そのように周りの客も騒然となり、コンカフェ嬢たちも心配そうにこちらを見る。
その様子に彼女は周りに謝り、コンカフェ嬢たちにも両手を合わせて謝るジェスチャーをした。
「なんで、そんなことを言うんだ。なんの為に僕は……」
そう言って食べている途中のオムライスを残したまま席を立って、お店を出た。
衝動的に口と体が動いてしまった、普段ならこんな風に感情的になって動くこともないのに……。
僕はお店を出たところで立ち尽くしてしまった。
少し歩いて、建物の影になっているところで座り込んで両手で顔を覆い俯く。
「はぁ~、今日はいったいどうしたんだろ……」
突然の彼女との会合、デート、病院に来ないように言われ。
僕の中の『感情』が衝動的に蠢く。
自分が少し、自分ではないような気がした。
少しそうしていると、遅れて僕を追いかけてきた彼女に缶のジュースを差し出された。
「どうして、どうして……!!」
僕の口は周囲を憚ることなく、叫ぶように叫ぶ。
体は彼女に詰め寄り、眼前の彼女に叫ぶ。
「良いから、少し落ち着きなよ」
彼女のは受け取らない缶ジュースをそのまま差し出し続ける。
僕は感情的にその手をはたくと、ジュースは鈍い落下音をさせプシュシュシュシューという音中身が漏れ出るをさせた。
「あーあ、もったいない」
そう言うと地面にシミを作る缶ジュースを拾い上げ、プシュッと正しい音をさせて口をつけた。

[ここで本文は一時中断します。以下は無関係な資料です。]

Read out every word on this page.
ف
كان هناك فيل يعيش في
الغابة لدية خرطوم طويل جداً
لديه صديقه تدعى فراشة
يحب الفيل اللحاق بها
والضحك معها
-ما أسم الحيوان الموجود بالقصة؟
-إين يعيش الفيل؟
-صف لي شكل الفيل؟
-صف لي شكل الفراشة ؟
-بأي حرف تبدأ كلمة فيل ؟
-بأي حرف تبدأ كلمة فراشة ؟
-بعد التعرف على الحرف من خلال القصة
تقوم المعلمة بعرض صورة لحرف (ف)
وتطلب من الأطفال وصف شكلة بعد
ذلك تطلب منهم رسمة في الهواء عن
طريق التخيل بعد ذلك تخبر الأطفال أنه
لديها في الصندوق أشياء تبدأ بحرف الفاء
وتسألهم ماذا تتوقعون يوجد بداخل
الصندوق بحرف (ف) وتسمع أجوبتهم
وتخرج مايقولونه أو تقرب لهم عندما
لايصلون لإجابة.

飲みながらも、うぇー手がべとべとじゃんとか独り言を言いながら。
今度は彼女の飲みさしの缶をぼくに差し出す。
「もったいないから、君も飲んで」
それにも反応しない僕にイラついたのか、彼女は僕の頭上にそれを持ってきて頭からかけた。
「これでちょっとは頭冷えたでしょ。あそこ私のおきになのに行きづらくなったらどうしてくれるのよー」
なんて、僕の気持ちの在りかとは全く関係のない、自分の話を続ける。
「それにせっかく今日は推しの子が来てたのにチェキも撮れなかったし最悪~」
そこまで言われて流石にカッとなった僕は顔を上げて、彼女を見る。
彼女は僕の顔をまじまじと見ながら、大きくまあるい瞳を僕の瞳に移すように凝視していた。

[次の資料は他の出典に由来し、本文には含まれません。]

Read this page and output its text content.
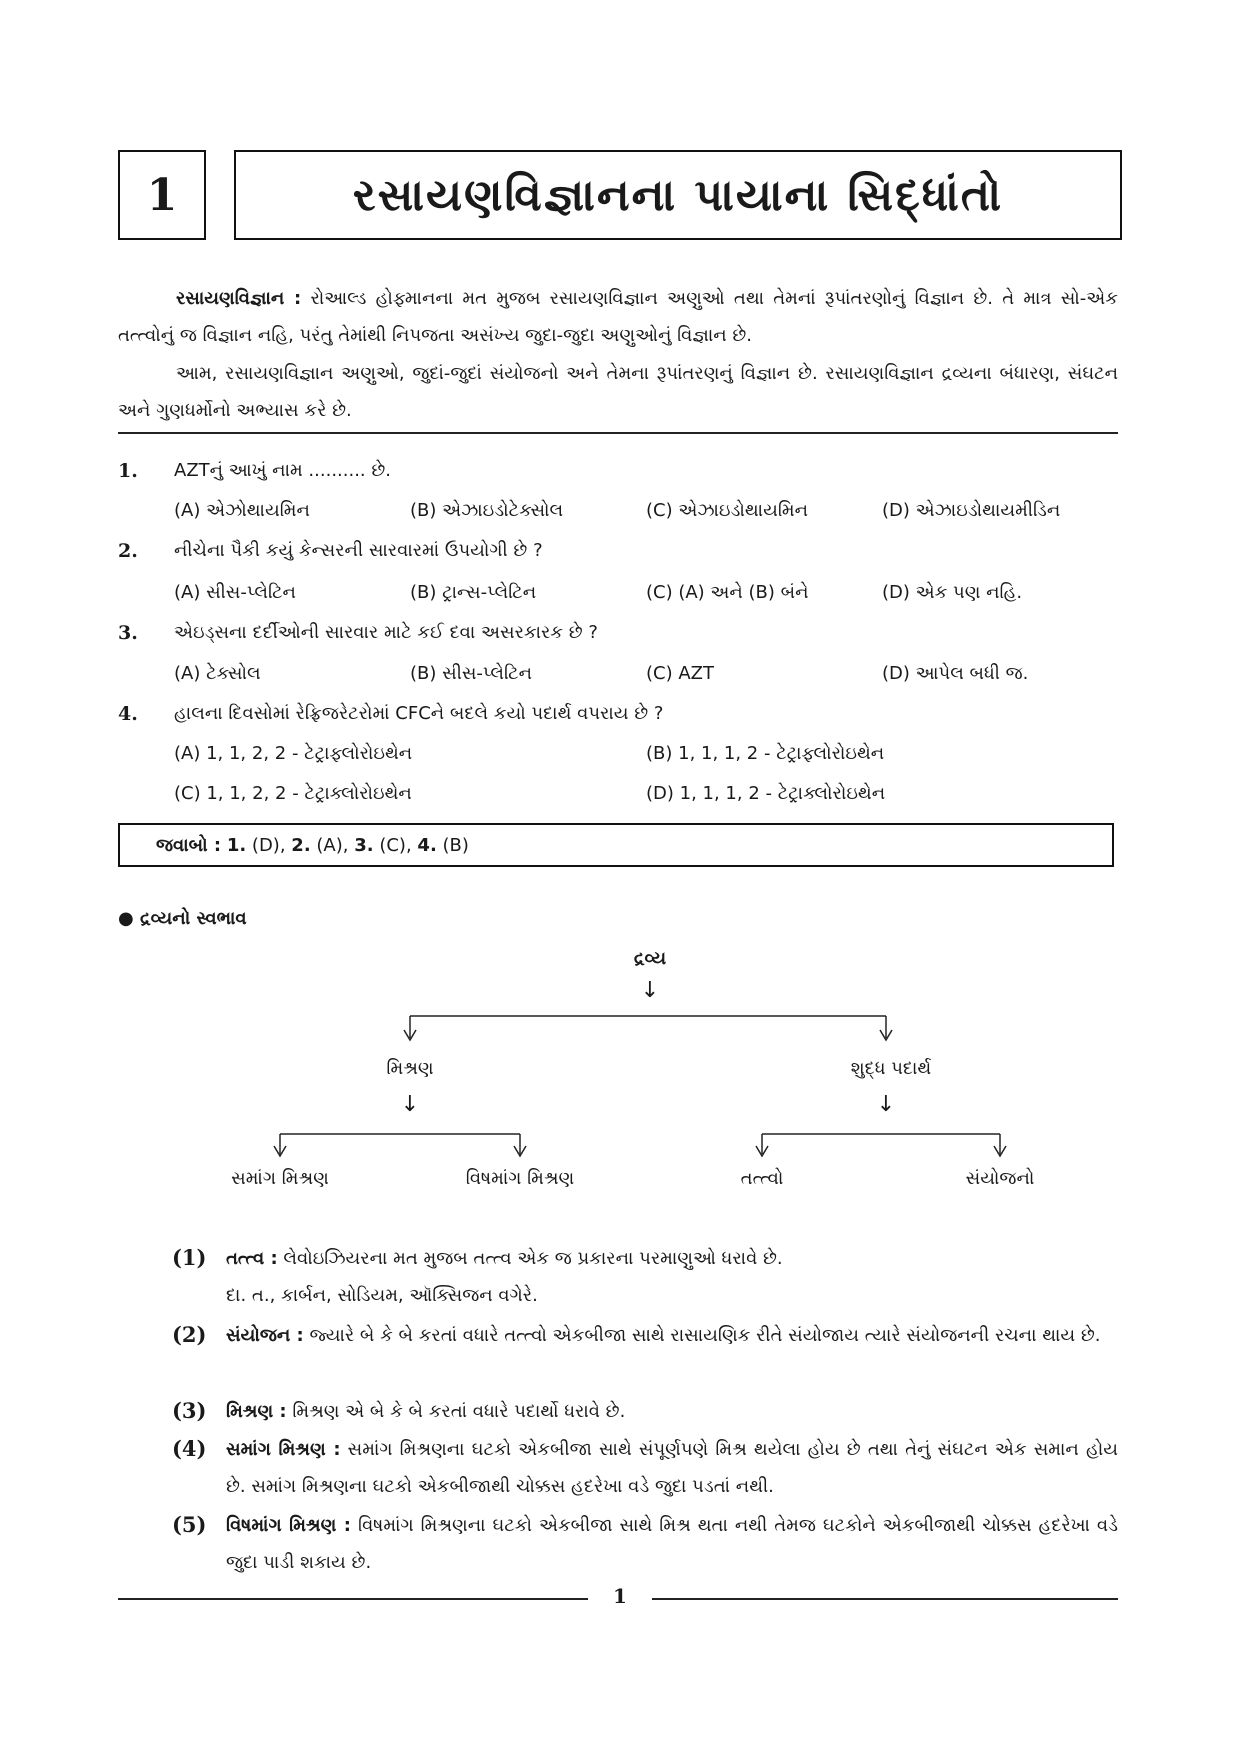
1	રસાયણવિજ્ઞાનના પાયાના સિદ્ધાંતો

રસાયણવિજ્ઞાન : રોઆલ્ડ હોફ્માનના મત મુજબ રસાયણવિજ્ઞાન અણુઓ તથા તેમનાં રૂપાંતરણોનું વિજ્ઞાન છે. તે માત્ર સો-એક તત્ત્વોનું જ વિજ્ઞાન નહિ, પરંતુ તેમાંથી નિપજતા અસંખ્ય જુદા-જુદા અણુઓનું વિજ્ઞાન છે.

આમ, રસાયણવિજ્ઞાન અણુઓ, જુદાં-જુદાં સંયોજનો અને તેમના રૂપાંતરણનું વિજ્ઞાન છે. રસાયણવિજ્ઞાન દ્રવ્યના બંધારણ, સંઘટન અને ગુણધર્મોનો અભ્યાસ કરે છે.

1. AZTનું આખું નામ .......... છે.
(A) એઝોથાયમિન	(B) એઝાઇડોટેક્સોલ	(C) એઝાઇડોથાયમિન	(D) એઝાઇડોથાયમીડિન
2. નીચેના પૈકી કયું કેન્સરની સારવારમાં ઉપયોગી છે ?
(A) સીસ-પ્લેટિન	(B) ટ્રાન્સ-પ્લેટિન	(C) (A) અને (B) બંને	(D) એક પણ નહિ.
3. એઇડ્સના દર્દીઓની સારવાર માટે કઈ દવા અસરકારક છે ?
(A) ટેક્સોલ	(B) સીસ-પ્લેટિન	(C) AZT	(D) આપેલ બધી જ.
4. હાલના દિવસોમાં રેફ્રિજરેટરોમાં CFCને બદલે કયો પદાર્થ વપરાય છે ?
(A) 1, 1, 2, 2 - ટેટ્રાફ્લોરોઇથેન	(B) 1, 1, 1, 2 - ટેટ્રાફ્લોરોઇથેન
(C) 1, 1, 2, 2 - ટેટ્રાક્લોરોઇથેન	(D) 1, 1, 1, 2 - ટેટ્રાક્લોરોઇથેન
જવાબો :
1.
(D),
2.
(A),
3.
(C),
4.
(B)
● દ્રવ્યનો સ્વભાવ
દ્રવ્ય
↓
મિશ્રણ
↓
શુદ્ધ પદાર્થ
↓
સમાંગ મિશ્રણ	વિષમાંગ મિશ્રણ	તત્ત્વો	સંયોજનો
(1) તત્ત્વ : લેવોઇઝિયરના મત મુજબ તત્ત્વ એક જ પ્રકારના પરમાણુઓ ધરાવે છે.
દા. ત., કાર્બન, સોડિયમ, ઑક્સિજન વગેરે.

(2) સંયોજન : જ્યારે બે કે બે કરતાં વધારે તત્ત્વો એકબીજા સાથે રાસાયણિક રીતે સંયોજાય ત્યારે સંયોજનની રચના થાય છે.

(3) મિશ્રણ : મિશ્રણ એ બે કે બે કરતાં વધારે પદાર્થો ધરાવે છે.

(4) સમાંગ મિશ્રણ : સમાંગ મિશ્રણના ઘટકો એકબીજા સાથે સંપૂર્ણપણે મિશ્ર થયેલા હોય છે તથા તેનું સંઘટન એક સમાન હોય છે. સમાંગ મિશ્રણના ઘટકો એકબીજાથી ચોક્કસ હદરેખા વડે જુદા પડતાં નથી.

(5) વિષમાંગ મિશ્રણ : વિષમાંગ મિશ્રણના ઘટકો એકબીજા સાથે મિશ્ર થતા નથી તેમજ ઘટકોને એકબીજાથી ચોક્કસ હદરેખા વડે જુદા પાડી શકાય છે.

1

その彼女の瞳に同調するように、僕の目も同じくらい見開かれるのを感じる。
僕の体はそんな彼女に掴みかかった。
「この手は何?」
彼女は驚き僕にそう尋ねる。
僕も僕で咄嗟に動いてしまったことに驚いた。
彼女に瞳に映る僕と数舜見つめあう。
きっと彼女らも僕の瞳を通して見つめあっているだろう。
それくらいの距離感で彼女の顔に僕は顔を寄せた。
「私は、ずっとあなたの願いを叶える為だけに生きていたのに……」
僕の口から僕の声とも、僕の言葉でもないものが出た。
それに彼女はただでさえ大きく見開いていた瞳を、眼球が落ちそうだなぁとどこか他人事のように思うほど見開いていた。

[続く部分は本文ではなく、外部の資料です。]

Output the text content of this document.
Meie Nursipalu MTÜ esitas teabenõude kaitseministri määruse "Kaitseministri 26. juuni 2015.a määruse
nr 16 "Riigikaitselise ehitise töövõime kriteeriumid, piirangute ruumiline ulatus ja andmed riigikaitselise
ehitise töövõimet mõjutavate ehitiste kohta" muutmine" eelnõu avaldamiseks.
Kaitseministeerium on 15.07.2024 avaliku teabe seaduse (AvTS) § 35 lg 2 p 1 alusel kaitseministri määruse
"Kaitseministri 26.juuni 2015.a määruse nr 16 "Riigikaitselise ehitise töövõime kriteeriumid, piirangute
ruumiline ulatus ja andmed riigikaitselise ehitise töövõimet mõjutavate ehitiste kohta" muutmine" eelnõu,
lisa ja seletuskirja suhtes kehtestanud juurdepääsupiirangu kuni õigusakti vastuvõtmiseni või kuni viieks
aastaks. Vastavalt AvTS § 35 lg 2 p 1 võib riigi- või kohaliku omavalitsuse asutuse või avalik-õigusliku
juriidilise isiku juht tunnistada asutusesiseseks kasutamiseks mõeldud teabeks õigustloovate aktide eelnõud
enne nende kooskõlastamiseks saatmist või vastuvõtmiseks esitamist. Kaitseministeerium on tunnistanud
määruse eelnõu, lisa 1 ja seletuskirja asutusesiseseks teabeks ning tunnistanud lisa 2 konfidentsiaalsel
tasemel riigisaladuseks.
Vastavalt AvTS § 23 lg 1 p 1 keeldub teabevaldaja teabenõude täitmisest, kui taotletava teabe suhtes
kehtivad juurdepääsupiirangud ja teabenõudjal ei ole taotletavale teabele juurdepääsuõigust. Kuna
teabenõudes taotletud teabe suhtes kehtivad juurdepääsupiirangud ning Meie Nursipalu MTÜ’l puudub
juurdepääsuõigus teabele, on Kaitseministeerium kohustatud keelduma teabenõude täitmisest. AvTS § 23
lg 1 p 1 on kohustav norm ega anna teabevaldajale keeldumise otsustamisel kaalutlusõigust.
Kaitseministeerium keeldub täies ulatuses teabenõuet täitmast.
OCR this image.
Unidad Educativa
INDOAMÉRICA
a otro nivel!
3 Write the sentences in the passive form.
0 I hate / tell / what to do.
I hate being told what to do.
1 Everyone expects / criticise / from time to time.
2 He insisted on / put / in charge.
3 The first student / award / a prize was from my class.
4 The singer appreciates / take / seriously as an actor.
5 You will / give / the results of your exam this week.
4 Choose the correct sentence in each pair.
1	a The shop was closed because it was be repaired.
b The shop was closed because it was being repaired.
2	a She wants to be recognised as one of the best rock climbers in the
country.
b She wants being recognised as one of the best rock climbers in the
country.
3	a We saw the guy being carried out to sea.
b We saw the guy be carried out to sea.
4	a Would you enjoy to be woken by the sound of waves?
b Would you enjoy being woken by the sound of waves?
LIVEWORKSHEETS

「あなただけは、私を裏切らないと信じていたのに……」
僕の口からなおも、僕のものではない何かが出ていく。
「私を拾い、愛してくれた恩返しがしたかった……」
それを聞いた彼女は――なのか、と僕に向かって僕とは違う名前を呼んだ。
――?それは僕の名前じゃないよ、そう口にしようとするが思った言葉が口から出てこない。
どうしよう……体も思うように動かなければ、言葉すら出てこないだなんて。
彼女は一つため息を吐くと、僕を突き飛ばして距離を取る。
「彼を返しなさい」
彼女は僕に向かっていう。
「今はまだ、返すことは出来ない。約束を果たすまで……」
「約束なんて、もういいの。その約束を終わらせるために今日私は彼に会いに来たのよ」
彼女は少し怒ったような口調で言う。
「それじゃあ、あなたの願いを叶えることにはならない……。彼には必ずそれを成してもらう。そうしたら、私は帰る……」
彼女はその言葉に何も返さなかった。
その何も答えないことを返事と捉えたのか。
「少しだけ会えて、よかったよ。またね、かあさん……」
そう言うと僕の体の力は抜け、倒れそうになったところを彼女に抱き留められた。
抱き留めた僕の耳元で彼女は「バカ……」と一言だけ呟いたのを僕は聞かなかったことにした。
僕が自分の足でちゃんと立てるようになり、彼女から離れると彼女に頭を下げられ謝られた。
「ごめんなさい。私たちの親子げんかにあなたを巻き込んでしまったみたい……」
彼女は頭を下げたまま、何度も僕にごめんなさいと繰り返した。
僕は、もういいですから彼のことを教えてくれませんかと彼女に聞いた。